Methods: Heart transplant recipients (one to three years after heart transplant) were divided into three groups based on the total cholesterol levels: group 1 (n = 21), patients with a history of hypercholesterolemia adequately controlled with simvastatin; group 2 (n = 19), patients with hypercholesterolemia not adequately treated with simvastatin; and group 3 (n = 40), patients without hypercholesterolemia. Coronary vasomotor function and intimal thickness as well as coronary sinus and aortic cytokine concentrations (tumor necrosis factor [TNF]-alpha, interleukin [IL]-6 and soluble IL-2 receptor) were investigated. In a prospective one-year follow-up study, changes in coronary endothelial function and cytokine levels were compared between 11 hypercholesterolemic patients treated with simvastatin and 9 controls.
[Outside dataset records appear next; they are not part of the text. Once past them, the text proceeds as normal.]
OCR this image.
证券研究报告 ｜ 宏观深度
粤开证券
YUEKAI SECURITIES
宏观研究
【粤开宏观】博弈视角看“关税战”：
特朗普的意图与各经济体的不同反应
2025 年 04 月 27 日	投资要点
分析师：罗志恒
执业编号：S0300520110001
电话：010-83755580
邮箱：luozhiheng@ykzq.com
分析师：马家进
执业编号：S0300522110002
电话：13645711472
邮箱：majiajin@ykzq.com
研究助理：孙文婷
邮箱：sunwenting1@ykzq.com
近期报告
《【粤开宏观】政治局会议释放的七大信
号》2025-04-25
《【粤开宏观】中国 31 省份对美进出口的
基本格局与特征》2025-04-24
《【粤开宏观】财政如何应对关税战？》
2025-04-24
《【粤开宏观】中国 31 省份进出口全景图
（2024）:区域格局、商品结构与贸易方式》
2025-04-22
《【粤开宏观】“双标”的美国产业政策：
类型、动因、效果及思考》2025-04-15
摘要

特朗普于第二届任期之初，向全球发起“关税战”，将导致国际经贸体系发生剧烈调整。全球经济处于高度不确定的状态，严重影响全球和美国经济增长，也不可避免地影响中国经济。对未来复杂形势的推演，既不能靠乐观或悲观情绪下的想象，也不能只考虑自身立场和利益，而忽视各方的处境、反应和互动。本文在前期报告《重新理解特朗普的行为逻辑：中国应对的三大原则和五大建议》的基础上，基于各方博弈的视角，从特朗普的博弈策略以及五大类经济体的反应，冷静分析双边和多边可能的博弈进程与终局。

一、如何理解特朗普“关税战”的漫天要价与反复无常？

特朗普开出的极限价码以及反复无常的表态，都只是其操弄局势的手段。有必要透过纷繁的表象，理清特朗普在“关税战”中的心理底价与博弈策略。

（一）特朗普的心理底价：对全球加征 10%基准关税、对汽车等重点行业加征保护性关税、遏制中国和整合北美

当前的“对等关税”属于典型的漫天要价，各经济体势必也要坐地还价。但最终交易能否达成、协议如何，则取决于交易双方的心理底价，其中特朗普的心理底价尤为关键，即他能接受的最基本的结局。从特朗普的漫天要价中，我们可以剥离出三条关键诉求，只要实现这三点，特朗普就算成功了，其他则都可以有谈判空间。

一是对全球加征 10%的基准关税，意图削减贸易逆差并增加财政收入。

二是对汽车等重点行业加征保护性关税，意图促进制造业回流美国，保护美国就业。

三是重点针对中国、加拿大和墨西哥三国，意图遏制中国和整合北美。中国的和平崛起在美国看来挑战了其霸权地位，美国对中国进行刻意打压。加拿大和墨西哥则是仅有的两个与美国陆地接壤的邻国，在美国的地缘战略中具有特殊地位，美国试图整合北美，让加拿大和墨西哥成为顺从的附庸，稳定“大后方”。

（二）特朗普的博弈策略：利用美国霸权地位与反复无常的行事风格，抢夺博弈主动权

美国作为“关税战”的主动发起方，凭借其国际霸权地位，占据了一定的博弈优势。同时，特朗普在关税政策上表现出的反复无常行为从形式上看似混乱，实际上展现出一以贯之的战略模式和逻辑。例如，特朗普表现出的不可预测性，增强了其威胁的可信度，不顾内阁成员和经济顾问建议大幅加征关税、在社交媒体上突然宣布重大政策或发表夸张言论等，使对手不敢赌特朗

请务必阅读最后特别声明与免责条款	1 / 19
Results: Epicardial and microvascular endothelial functions were better in groups 1 and 3 than they were in group 2 (p < 0.01 and p < 0.05). Transcardiac IL-6 and TNF-alpha gradients were significantly increased in groups 2 and 3 compared with group 1 (IL-6: p < 0.05; TNF-alpha: p < 0.01). Plaque areas were significantly increased in groups 1 and 2 (p < 0.05 vs. group 3), whereas lumen area was increased in group 2 compared with group 1 (p < 0.05), demonstrating adaptive vascular remodeling. In patients treated with simvastatin, coronary endothelial function and cardiac cytokine activity significantly improved during the one-year follow-up.
Conclusions: Inhibition of allograft inflammatory activity and attenuation of the coronary endothelial dysfunction observed in cardiac transplant recipients during treatment with simvastatin may represent an important mechanism by which HMG-CoA reductase inhibitors protect against the development of cardiac allograft vasculopathy.